As if in sympathy, Stuart Cawston said hastily, 'Customs union would have a large attraction from our point of view since we would have most to gain.' As the others turned to him, the Finance Minister paused, his astute mind plainly assessing possibilities. Now he continued, 'But any agreement should go considerably further than that. After all, it's their own defence as well as ours that the Americans are buying. There must be guarantees for manufacturing here, enlargement of our industries…'
'Our demands will not be light and I intend to make that clear in Washington,' Howden said. 'In whatever time is left we must strengthen our economy so that after a war we can emerge stronger than either of the principal contenders.'
Cawston said softly, 'It could work that way.
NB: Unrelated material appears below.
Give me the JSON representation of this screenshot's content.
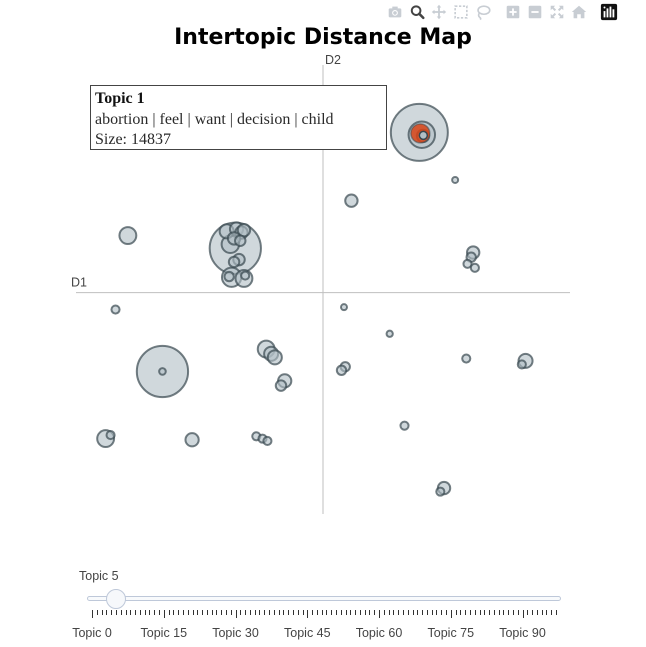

In the end it really could.'
'There is something else,' Howden said. 'Another demand -the biggest of all – that I intend to make.'
There was a silence which Lucien Perrault broke. 'We are listening attentively. Prime Minister. You spoke of another demand.'
Arthur Lexington was toying with a pencil, his expression thoughtful.
He dare not tell them, Howden decided. At least, not yet. The concept was too big, too bold, and in a way preposterous. He remembered Lexington's reaction yesterday during their private talk, when the Prime Minister had revealed his thoughts. The External Affairs Minister had demurred: 'The Americans would never agree. Never.' And James Howden had answered slowly, 'If they were desperate enough, I think they might.'
Now, determinedly, he faced the others. 'I cannot tell you,' he said decisively, 'except that if the demand is met it will be the greatest achievement for Canada in this century. Beyond that, until after the White House meeting, you must trust me.' Raising his voice he said commandingly, 'You have trusted me before. I demand your trust again.'
Slowly, around the table, there was a succession of nods.
Watching, Howden felt the beginning of a new exultation. They were with him, he knew. By persuasion, logic, and force of leadership he had carried the argument here and gained support. It had been the first test, and what he had done once could be done elsewhere.
Only Adrian Nesbitson remained unmoving and silent, eyes downcast, his lined face sombre. Glancing down the table Howden felt a resurgence of anger. Even though Nesbitson might be a fool, as Minister of Defence his token support was necessary. Then the anger subsided. The old man could be disposed of quickly, and once dismissed would be bothersome no more.